"6 марта. Вот уже три недели, как я здесь, и по сию пору не опомнился. Многое показывается мне здесь в таком виде, в каковом князь Козловский представлял мне дорогою. Незначащие лица, на которых видна печать рабства, грубость, пьянство, – все уже успело заставить сердце обливаться кровию и желать возвращения в чужие края. Непросвещение высших классов также действовало на произведение последнего желания. Суровая зима показалась мне совсем не таковою, как я представлял ее, будучи в Геттингене и Неаполе. Она подлинно убийственна. Служба – а! Я рад некоторым образом, что во мне родилось теперь чувство почти совершенно равнодушия ко всем выгодам оной. Это почти исчезнет тогда, когда я на опыте увижу, что полезным быть нельзя. Теперь я также заметил, что у нас мало вреда происходит от малого выбора, делаемого правительством при вручении чиновникам должностей: на что там выбирать, где не из чего, по крайней мере обыкновенно, выбирать? Единственный род службы, который был бы хотя несколько сходен с моими желаниями, есть в Коллегии иностранных дел. И оттуда я должен выходить. От финансов, то есть от службы по сей части, отбило всю охоту, как скоро я прочел
– Сёма, Сёма, дай перо!
Крепостной мальчуган вбежал в комнату.
– Вот видишь, что ты наделал, – сказал Тургенев, – который день не чинено перо!

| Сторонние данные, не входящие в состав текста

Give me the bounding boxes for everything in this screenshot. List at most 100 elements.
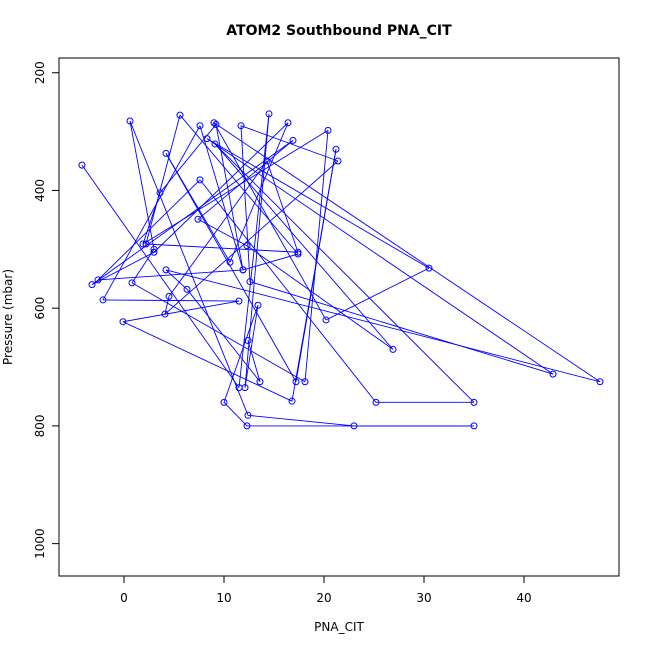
data-point bbox=[88, 281, 96, 289]
series-segment bbox=[240, 125, 251, 282]
data-point bbox=[150, 245, 158, 253]
series-segment bbox=[214, 143, 475, 403]
data-point bbox=[246, 278, 254, 286]
data-point bbox=[78, 161, 86, 169]
data-point bbox=[254, 301, 262, 309]
series-segment bbox=[199, 125, 244, 271]
y-tick-label: 800 bbox=[33, 414, 47, 437]
data-point bbox=[226, 258, 234, 266]
series-segment bbox=[249, 281, 554, 375]
data-point bbox=[243, 422, 251, 430]
series-segment bbox=[206, 138, 554, 375]
data-point bbox=[389, 345, 397, 353]
data-point bbox=[165, 292, 173, 300]
data-point bbox=[162, 149, 170, 157]
data-point bbox=[212, 121, 220, 129]
series-segment bbox=[179, 114, 299, 255]
data-point bbox=[176, 111, 184, 119]
series-segment bbox=[215, 124, 244, 270]
data-point bbox=[470, 422, 478, 430]
y-axis: 200 400 600 800 1000 bbox=[33, 61, 60, 559]
data-point bbox=[210, 119, 218, 127]
data-point bbox=[284, 119, 292, 127]
data-point bbox=[596, 378, 604, 386]
x-axis-label: PNA_CIT bbox=[314, 620, 364, 634]
series-segment bbox=[145, 114, 181, 245]
series-segment bbox=[145, 243, 299, 253]
data-point bbox=[263, 157, 271, 165]
data-point bbox=[470, 398, 478, 406]
data-point bbox=[99, 296, 107, 304]
data-point bbox=[289, 136, 297, 144]
data-point bbox=[139, 240, 147, 248]
data-point bbox=[196, 176, 204, 184]
data-point bbox=[241, 384, 249, 392]
data-point bbox=[142, 240, 150, 248]
series-segment bbox=[304, 130, 329, 382]
series-segment bbox=[122, 300, 240, 323]
data-point bbox=[350, 422, 358, 430]
series-segment bbox=[246, 245, 394, 350]
data-point bbox=[425, 264, 433, 272]
series-segment bbox=[97, 269, 244, 281]
data-point bbox=[322, 316, 330, 324]
series-segment bbox=[165, 153, 231, 263]
data-point bbox=[211, 140, 219, 148]
series-segment bbox=[242, 253, 299, 271]
data-point bbox=[119, 318, 127, 326]
series-segment bbox=[102, 299, 240, 302]
series-segment bbox=[213, 122, 327, 321]
data-point bbox=[161, 310, 169, 318]
series-segment bbox=[213, 122, 601, 383]
data-point bbox=[237, 122, 245, 130]
data-point bbox=[128, 279, 136, 287]
x-tick-label: 20 bbox=[316, 591, 331, 605]
x-tick-label: 0 bbox=[120, 591, 128, 605]
series-segment bbox=[247, 340, 261, 382]
series-segment bbox=[295, 149, 337, 382]
series-segment bbox=[197, 140, 294, 220]
series-segment bbox=[131, 282, 306, 383]
series-segment bbox=[97, 179, 201, 281]
series-segment bbox=[81, 164, 240, 388]
series-segment bbox=[197, 218, 248, 247]
data-point bbox=[203, 135, 211, 143]
chart-title: ATOM2 Southbound PNA_CIT bbox=[226, 23, 452, 39]
series-segment bbox=[153, 122, 289, 253]
data-point bbox=[194, 215, 202, 223]
series-segment bbox=[325, 267, 430, 321]
data-point bbox=[150, 248, 158, 256]
series-segment bbox=[223, 305, 259, 403]
data-point bbox=[332, 145, 340, 153]
data-point bbox=[256, 378, 264, 386]
data-point bbox=[196, 122, 204, 130]
data-point bbox=[156, 189, 164, 197]
series-segment bbox=[122, 321, 293, 402]
y-axis-label: Pressure (mbar) bbox=[1, 269, 15, 365]
series-segment bbox=[229, 122, 289, 263]
x-axis: 0 10 20 30 40 bbox=[120, 575, 532, 605]
data-point bbox=[235, 297, 243, 305]
series-segment bbox=[186, 289, 261, 383]
data-point bbox=[244, 337, 252, 345]
data-point bbox=[243, 242, 251, 250]
data-point bbox=[372, 398, 380, 406]
x-tick-label: 10 bbox=[216, 591, 231, 605]
data-point bbox=[220, 398, 228, 406]
x-tick-label: 40 bbox=[516, 591, 531, 605]
data-point bbox=[94, 276, 102, 284]
data-point bbox=[294, 248, 302, 256]
series-segment bbox=[247, 414, 355, 427]
y-tick-label: 200 bbox=[33, 61, 47, 84]
series-segment bbox=[244, 113, 270, 388]
series-segment bbox=[206, 138, 430, 269]
series-segment bbox=[223, 402, 248, 427]
data-point bbox=[126, 117, 134, 125]
series-segment bbox=[165, 269, 188, 290]
data-point bbox=[324, 126, 332, 134]
series-segment bbox=[214, 143, 394, 350]
data-point bbox=[549, 370, 557, 378]
data-point bbox=[239, 266, 247, 274]
series-layer bbox=[78, 110, 604, 430]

Четырнадцатилетний Семен в светло-голубом фраке и в валенках (сочетание странное, которое возможно было только в отсутствие Катерины Семеновны!) без всякого испуга через плечо Тургенева посмотрел в рукопись и громко прочел:
– "Я прочел план, я прочел план, я прочел план".
Тургенев локтем отстранил подбородок Семена и сказал:
– Послушай, четвертое перо меняю, и все не очинены, а все потому, что барыни нет, да?
– Нет, Николай Иванович, ей-богу нет, совсем не потому, – и быстро принялся чинить перья.
Семка ушел. Тургенев подошел к окну. Зеленоватые тяжелые зимние сумерки, несмотря на март месяц, с дымом и морозом расстилались перед окнами.
«До чего грязна Москва, – думал Тургенев. – Но что касается кляксы от неочиненного гусиного пера, то, право же, она своевременна». Посмотрел в дневник. Слово
«Так вот в чем дело, – думал Тургенев, – символ вечного света овладел моей волей, и единственно, что я знаю, это то, что я никогда не сверну с дороги, что я не выйду из повиновения, что я вольный каменщик, но я должен так же точно знать, что все мои надежды, связанные с отечеством, не сбылись. Обещано мне было точно определить каждый шаг моего поведения, и если сейчас я не могу этого сделать и в силу этого в России бездействую, обращаясь только к занятиям научным, то буду надеяться, что в будущем дорога моя прояснится».
Вздрогнул, словно в лихорадке попал на мороз. Трижды постучались в дверь. Вдруг вспомнился Париж, девица Мерси и арест какого-то маркиза. Стук повторился. Скинул с себя тяготу лихорадочного бреда, спросил по-французски: «Кто там?!» По-русски услышал ответ:
– Николай, это я.
Вошел Александр Иванович.
«Лучше бы какой-нибудь полицейский», – подумал Тургенев. Давно тяготился мыслью о том, что рано или поздно предстоит объяснение. Приехав из-за границы, уже застал в доме главного хозяина – брата Александра, но говорить с ним по душам не хотелось.